Sunday, September 26, 2010 | By: Meety

Sunday Letter



I told you I was worked up... really worked up.. and tired and I was so mad and angry at the way things were at work and how life's been treating me.. I tried watching that comedy flick to divert my mind..that didn't help either... I didn't sleep the whole of last night.. and you shouted at me for that.. its not my fault... I tried hard.. and I thought maybe I need to relax, as you said maybe am suffering from high BP :-|


So... I shut down the lights, lighted those perfumed candles, dabbed on some aroma oil and lied down.. with my eyes closed.. they say deep breaths help you relax, so I started doing that.. now stop smiling... you're embarrassing me... 

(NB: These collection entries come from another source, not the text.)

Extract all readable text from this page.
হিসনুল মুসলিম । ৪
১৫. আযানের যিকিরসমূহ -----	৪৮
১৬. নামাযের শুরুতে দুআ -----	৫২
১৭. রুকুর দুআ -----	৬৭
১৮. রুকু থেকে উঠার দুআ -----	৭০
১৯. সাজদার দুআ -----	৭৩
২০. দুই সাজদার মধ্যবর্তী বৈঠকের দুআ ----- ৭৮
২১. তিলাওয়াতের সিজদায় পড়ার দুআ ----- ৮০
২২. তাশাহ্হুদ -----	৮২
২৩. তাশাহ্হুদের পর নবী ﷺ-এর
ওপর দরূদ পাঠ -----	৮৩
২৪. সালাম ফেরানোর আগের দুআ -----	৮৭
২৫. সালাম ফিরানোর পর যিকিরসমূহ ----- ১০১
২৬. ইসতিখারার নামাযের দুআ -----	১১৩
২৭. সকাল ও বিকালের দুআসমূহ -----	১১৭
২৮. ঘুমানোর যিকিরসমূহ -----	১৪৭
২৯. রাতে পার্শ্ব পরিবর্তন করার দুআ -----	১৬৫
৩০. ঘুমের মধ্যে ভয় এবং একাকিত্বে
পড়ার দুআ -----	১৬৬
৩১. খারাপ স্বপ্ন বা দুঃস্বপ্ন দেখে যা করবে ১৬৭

So. like I said I lay there relaxed, and then all of a sudden I saw you&me... US!!! I could see all those breathtaking moments that we spent together... how we always laughed so hard at each other and the silly things we did, how our fingers used to entwine over those long silent walks... how you held me close when we watched the beautiful sun go down.... and yes the first ever time you pinched my ears and punished me for saying something I wasn't supposed to say.. and it did hurt.. remember??? my ears was all red.. wait till I get back at you for this...  All that and more my love....


All of it... was soo perfect... so good... honey I don't really know if we are in a dream or if I'm living my dream... whatever it is.. its beautiful and I wish it remains like this forever.